Assam MLAs repeat the demand for a separate time zone for the northeast

India's expanse justifies many time zones

India is the seventh largest country in the world, boasting a breadth of 2,933 kilometres west to east, covering over 28 degrees of longitude. Despite this vast territory, India has clung on to a single timezone. What some Assam MLAs' submission of a memorandum to Prime Minister Manmohan Singh — seeking a separate time zone for the seven northeastern states — reminds us is that there are strong arguments for multiple time zones in India.

The whole point of having different time zones is that everyone on earth wants it to be noon when the sun climbs to the highest point in the sky. This is what drives other gigantic nations like the US and Russia to adopt multiple time zones. Yet, independent India chose to collapse its vast longitudinal variations into a unified time zone centred on Mirzapur in Uttar Pradesh, because this was seen as a tool of building the nation at its birth. But now that we are a strong and confident nation, the idea of having multiple time zones to match our vastness no longer smacks of a separatist threat. If we can have new states such as Telangana, why not new time zones to embrace India's diversity?
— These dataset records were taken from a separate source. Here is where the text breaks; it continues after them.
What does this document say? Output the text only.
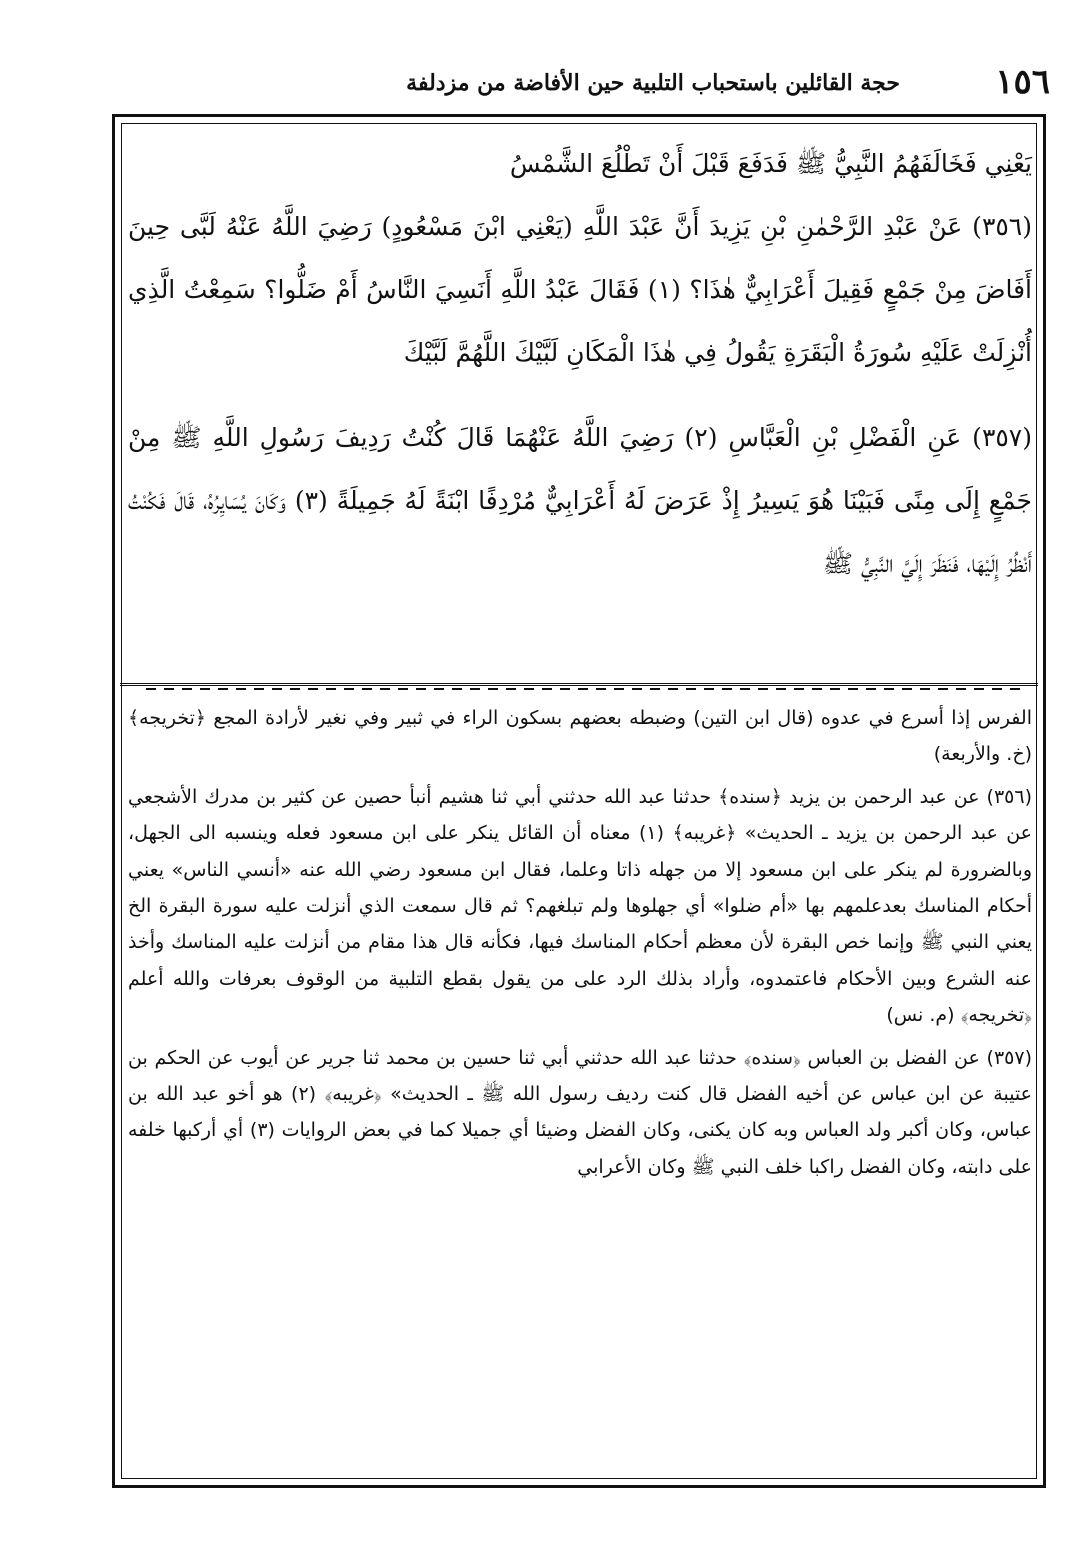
١٥٦
حجة القائلين باستحباب التلبية حين الأفاضة من مزدلفة

يَعْنِي فَخَالَفَهُمُ النَّبِيُّ ﷺ فَدَفَعَ قَبْلَ أَنْ تَطْلُعَ الشَّمْسُ

(٣٥٦) عَنْ عَبْدِ الرَّحْمٰنِ بْنِ يَزِيدَ أَنَّ عَبْدَ اللَّهِ (يَعْنِي ابْنَ مَسْعُودٍ) رَضِيَ اللَّهُ عَنْهُ لَبَّى حِينَ أَفَاضَ مِنْ جَمْعٍ فَقِيلَ أَعْرَابِيٌّ هٰذَا؟ (١) فَقَالَ عَبْدُ اللَّهِ أَنَسِيَ النَّاسُ أَمْ ضَلُّوا؟ سَمِعْتُ الَّذِي أُنْزِلَتْ عَلَيْهِ سُورَةُ الْبَقَرَةِ يَقُولُ فِي هٰذَا الْمَكَانِ لَبَّيْكَ اللَّهُمَّ لَبَّيْكَ

(٣٥٧) عَنِ الْفَضْلِ بْنِ الْعَبَّاسِ (٢) رَضِيَ اللَّهُ عَنْهُمَا قَالَ كُنْتُ رَدِيفَ رَسُولِ اللَّهِ ﷺ مِنْ جَمْعٍ إِلَى مِنًى فَبَيْنَا هُوَ يَسِيرُ إِذْ عَرَضَ لَهُ أَعْرَابِيٌّ مُرْدِفًا ابْنَةً لَهُ جَمِيلَةً (٣) وَكَانَ يُسَايِرُهُ، قَالَ فَكُنْتُ أَنْظُرُ إِلَيْهَا، فَنَظَرَ إِلَيَّ النَّبِيُّ ﷺ

الفرس إذا أسرع في عدوه (قال ابن التين) وضبطه بعضهم بسكون الراء في ثبير وفي نغير لأرادة المجع ﴿تخريجه﴾ (خ. والأربعة)

(٣٥٦) عن عبد الرحمن بن يزيد ﴿سنده﴾ حدثنا عبد الله حدثني أبي ثنا هشيم أنبأ حصين عن كثير بن مدرك الأشجعي عن عبد الرحمن بن يزيد ـ الحديث» ﴿غريبه﴾ (١) معناه أن القائل ينكر على ابن مسعود فعله وينسبه الى الجهل، وبالضرورة لم ينكر على ابن مسعود إلا من جهله ذاتا وعلما، فقال ابن مسعود رضي الله عنه «أنسي الناس» يعني أحكام المناسك بعدعلمهم بها «أم ضلوا» أي جهلوها ولم تبلغهم؟ ثم قال سمعت الذي أنزلت عليه سورة البقرة الخ يعني النبي ﷺ وإنما خص البقرة لأن معظم أحكام المناسك فيها، فكأنه قال هذا مقام من أنزلت عليه المناسك وأخذ عنه الشرع وبين الأحكام فاعتمدوه، وأراد بذلك الرد على من يقول بقطع التلبية من الوقوف بعرفات والله أعلم ﴿تخريجه﴾ (م. نس)

(٣٥٧) عن الفضل بن العباس ﴿سنده﴾ حدثنا عبد الله حدثني أبي ثنا حسين بن محمد ثنا جرير عن أيوب عن الحكم بن عتيبة عن ابن عباس عن أخيه الفضل قال كنت رديف رسول الله ﷺ ـ الحديث» ﴿غريبه﴾ (٢) هو أخو عبد الله بن عباس، وكان أكبر ولد العباس وبه كان يكنى، وكان الفضل وضيئا أي جميلا كما في بعض الروايات (٣) أي أركبها خلفه على دابته، وكان الفضل راكبا خلف النبي ﷺ وكان الأعرابي
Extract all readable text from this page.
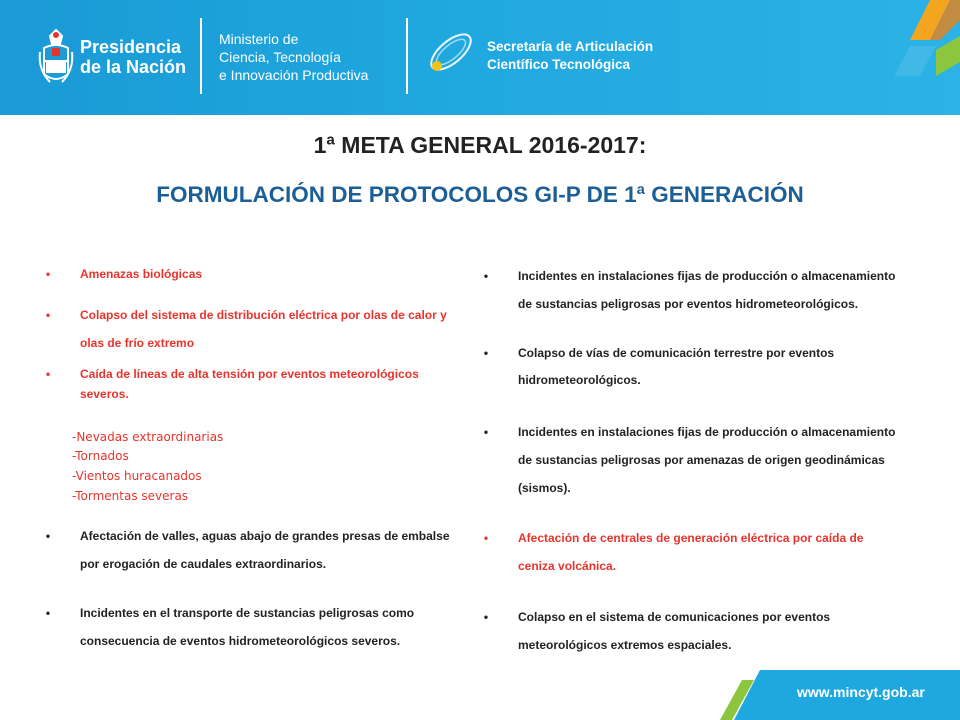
Presidencia
de la Nación
Ministerio de
Ciencia, Tecnología
e Innovación Productiva
Secretaría de Articulación
Científico Tecnológica
1ª META GENERAL 2016-2017:
FORMULACIÓN DE PROTOCOLOS GI-P DE 1ª GENERACIÓN
•	Amenazas biológicas
•	Colapso del sistema de distribución eléctrica por olas de calor y
olas de frío extremo
•	Caída de líneas de alta tensión por eventos meteorológicos
severos.
-Nevadas extraordinarias
-Tornados
-Vientos huracanados
-Tormentas severas
•	Afectación de valles, aguas abajo de grandes presas de embalse
por erogación de caudales extraordinarios.
•	Incidentes en el transporte de sustancias peligrosas como
consecuencia de eventos hidrometeorológicos severos.
•	Incidentes en instalaciones fijas de producción o almacenamiento
de sustancias peligrosas por eventos hidrometeorológicos.
•	Colapso de vías de comunicación terrestre por eventos
hidrometeorológicos.
•	Incidentes en instalaciones fijas de producción o almacenamiento
de sustancias peligrosas por amenazas de origen geodinámicas
(sismos).
•	Afectación de centrales de generación eléctrica por caída de
ceniza volcánica.
•	Colapso en el sistema de comunicaciones por eventos
meteorológicos extremos espaciales.
www.mincyt.gob.ar
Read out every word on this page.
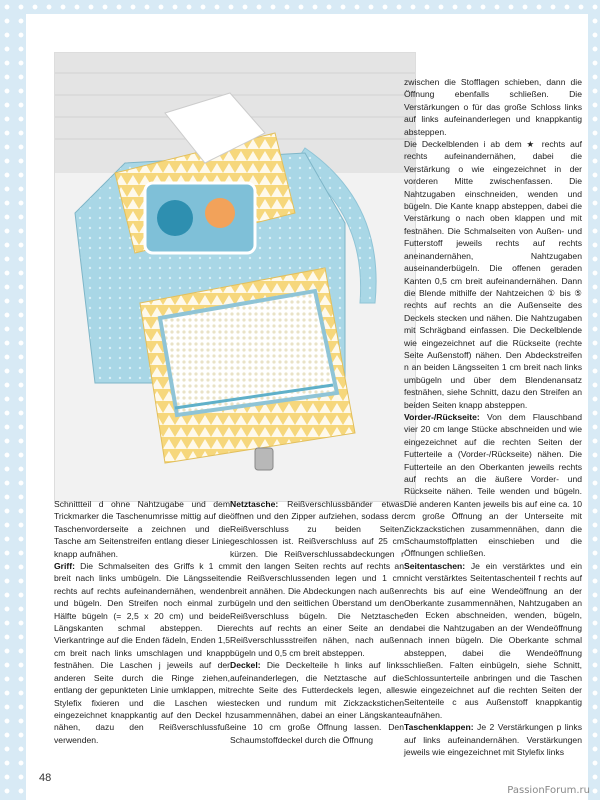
zwischen die Stofflagen schieben, dann die Öffnung ebenfalls schließen. Die Verstärkungen o für das große Schloss links auf links aufeinanderlegen und knappkantig absteppen.

Die Deckelblenden i ab dem ★ rechts auf rechts aufeinandernähen, dabei die Verstärkung o wie eingezeichnet in der vorderen Mitte zwischenfassen. Die Nahtzugaben einschneiden, wenden und bügeln. Die Kante knapp absteppen, dabei die Verstärkung o nach oben klappen und mit festnähen. Die Schmalseiten von Außen- und Futterstoff jeweils rechts auf rechts aneinandernähen, Nahtzugaben auseinanderbügeln. Die offenen geraden Kanten 0,5 cm breit aufeinandernähen. Dann die Blende mithilfe der Nahtzeichen ① bis ⑤ rechts auf rechts an die Außenseite des Deckels stecken und nähen. Die Nahtzugaben mit Schrägband einfassen. Die Deckelblende wie eingezeichnet auf die Rückseite (rechte Seite Außenstoff) nähen. Den Abdeckstreifen n an beiden Längsseiten 1 cm breit nach links umbügeln und über dem Blendenansatz festnähen, siehe Schnitt, dazu den Streifen an beiden Seiten knapp absteppen.

Vorder-/Rückseite: Von dem Flauschband vier 20 cm lange Stücke abschneiden und wie eingezeichnet auf die rechten Seiten der Futterteile a (Vorder-/Rückseite) nähen. Die Futterteile an den Oberkanten jeweils rechts auf rechts an die äußere Vorder- und Rückseite nähen. Teile wenden und bügeln. Die anderen Kanten jeweils bis auf eine ca. 10 cm große Öffnung an der Unterseite mit Zickzackstichen zusammennähen, dann die Schaumstoffplatten einschieben und die Öffnungen schließen.

Seitentaschen: Je ein verstärktes und ein nicht verstärktes Seitentaschenteil f rechts auf rechts bis auf eine Wendeöffnung an der Oberkante zusammennähen, Nahtzugaben an den Ecken abschneiden, wenden, bügeln, dabei die Nahtzugaben an der Wendeöffnung nach innen bügeln. Die Oberkante schmal absteppen, dabei die Wendeöffnung schließen. Falten einbügeln, siehe Schnitt, Schlossunterteile anbringen und die Taschen wie eingezeichnet auf die rechten Seiten der Seitenteile c aus Außenstoff knappkantig aufnähen.

Taschenklappen: Je 2 Verstärkungen p links auf links aufeinandernähen. Verstärkungen jeweils wie eingezeichnet mit Stylefix links

Schnittteil d ohne Nahtzugabe und dem Trickmarker die Taschenumrisse mittig auf die Taschenvorderseite a zeichnen und die Tasche am Seitenstreifen entlang dieser Linie knapp aufnähen.

Griff: Die Schmalseiten des Griffs k 1 cm breit nach links umbügeln. Die Längsseiten rechts auf rechts aufeinandernähen, wenden und bügeln. Den Streifen noch einmal zur Hälfte bügeln (= 2,5 x 20 cm) und beide Längskanten schmal absteppen. Die Vierkantringe auf die Enden fädeln, Enden 1,5 cm breit nach links umschlagen und knapp festnähen. Die Laschen j jeweils auf der anderen Seite durch die Ringe ziehen, entlang der gepunkteten Linie umklappen, mit Stylefix fixieren und die Laschen wie eingezeichnet knappkantig auf den Deckel h nähen, dazu den Reißverschlussfuß verwenden.

Netztasche: Reißverschlussbänder etwas öffnen und den Zipper aufziehen, sodass der Reißverschluss zu beiden Seiten geschlossen ist. Reißverschluss auf 25 cm kürzen. Die Reißverschlussabdeckungen r mit den langen Seiten rechts auf rechts an die Reißverschlussenden legen und 1 cm breit annähen. Die Abdeckungen nach außen bügeln und den seitlichen Überstand um den Reißverschluss bügeln. Die Netztasche rechts auf rechts an einer Seite an den Reißverschlussstreifen nähen, nach außen bügeln und 0,5 cm breit absteppen.

Deckel: Die Deckelteile h links auf links aufeinanderlegen, die Netztasche auf die rechte Seite des Futterdeckels legen, alles stecken und rundum mit Zickzackstichen zusammennähen, dabei an einer Längskante eine 10 cm große Öffnung lassen. Den Schaumstoffdeckel durch die Öffnung

48
PassionForum.ru
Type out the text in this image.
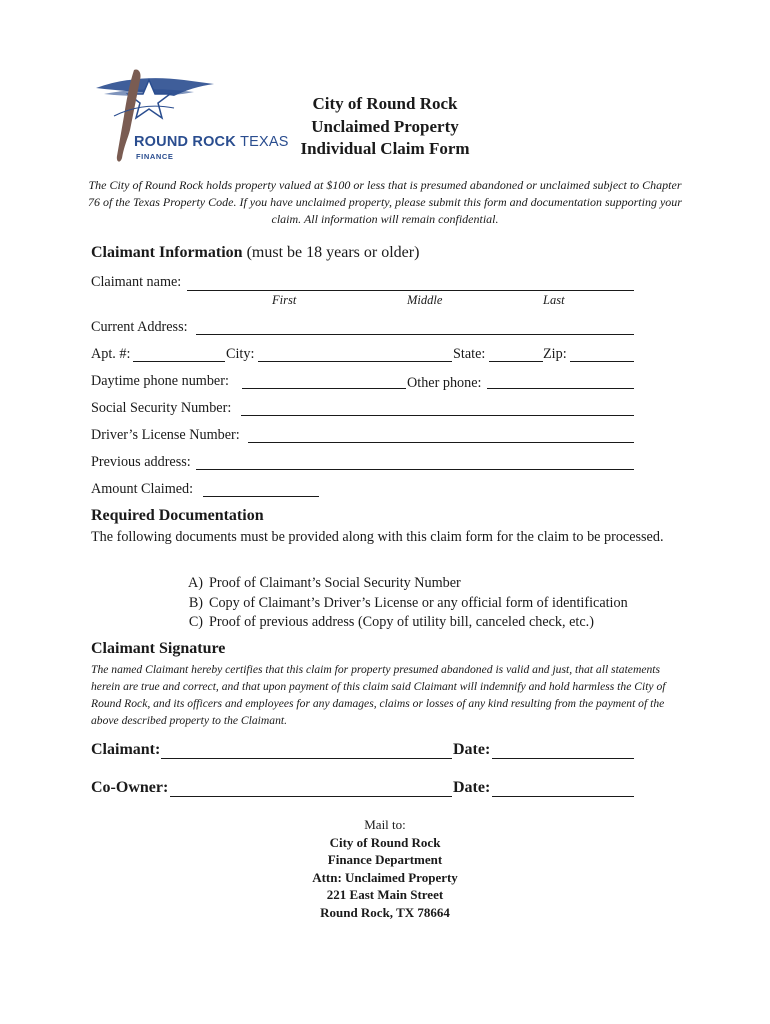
ROUND ROCK TEXAS
FINANCE
City of Round Rock
Unclaimed Property
Individual Claim Form
The City of Round Rock holds property valued at $100 or less that is presumed abandoned or unclaimed subject to Chapter 76 of the Texas Property Code. If you have unclaimed property, please submit this form and documentation supporting your claim. All information will remain confidential.
Claimant Information (must be 18 years or older)
Claimant name:
First	Middle	Last
Current Address:
Apt. #:	City:	State:	Zip:
Daytime phone number:	Other phone:
Social Security Number:
Driver’s License Number:
Previous address:
Amount Claimed:
Required Documentation
The following documents must be provided along with this claim form for the claim to be processed.
A) Proof of Claimant’s Social Security Number
B) Copy of Claimant’s Driver’s License or any official form of identification
C) Proof of previous address (Copy of utility bill, canceled check, etc.)
Claimant Signature
The named Claimant hereby certifies that this claim for property presumed abandoned is valid and just, that all statements herein are true and correct, and that upon payment of this claim said Claimant will indemnify and hold harmless the City of Round Rock, and its officers and employees for any damages, claims or losses of any kind resulting from the payment of the above described property to the Claimant.
Claimant:	Date:
Co-Owner:	Date:
Mail to:
City of Round Rock
Finance Department
Attn: Unclaimed Property
221 East Main Street
Round Rock, TX 78664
Time zones should match natural cycles, exhorting citizens to rise at dawn, work through daylight, and seek rest after sunset. But over in the northeast, the Indian Standard Time is forcing citizens to report to work when much of their day is already over, long after neighbours in Myanmar and Bangladesh begin work. The wasting of daylight also means wasting of precious electric power, in short supply across the country. Thanks to a single time zone extending all the way from Dong in Arunachal Pradesh to the westernmost point on the Gujarat coast, economic loss is colossal. It is high time we revisited IST and multiplied it.

COUNTERVIEW

Will produce cacophony and chaos

Srijana Mitra Das

The northeast's demand for a separate time zone is totally pointless — and potentially harmful. Going by current state-based political showmanship, the cry for a separate time zone won't stop at the northeast. Who's to say hefty states like Rajasthan and Uttar Pradesh, the former the size of Germany, the latter of the United Kingdom — won't demand their own time zones? And considering how there's a call to now carve Uttar Pradesh into four states, how many time zones will that mean? Hence, giving into any one separate time zone demand will only produce more.

In practical terms, this will increase the 'delay' coefficient in India, a country already notorious for its highly flexible sense of time. As babus take extended breaks and trains often run days late, 'Indian Standard Time' has become a recognised term for delays. Adding separate time zones will only add chaos, not clarity. In the context of vital government, security or financial information sent from point A to B, but lingering in the ether if the office at the other end has already shut, this is a chilling prospect.

Further, arguments about power or energy being saved with different time zones are also futile. If northeasterners are rising earlier now, they're presumably spending that extra time in productive activity, like office or school. The same electricity and energy would be used during the later hours people worked if the time zone were changed. Between calculating airy-fairy gains and losses dangling nebulously between time zones and daylight savings, we're diverting attention from far more pressing issues, daylight robbery to night-time rapes, surrounding us. We should emulate China — which encompasses four different time zones in width but runs strictly on one — and ensure that our time is uniformly a good one, not split into several cacophonic clocks.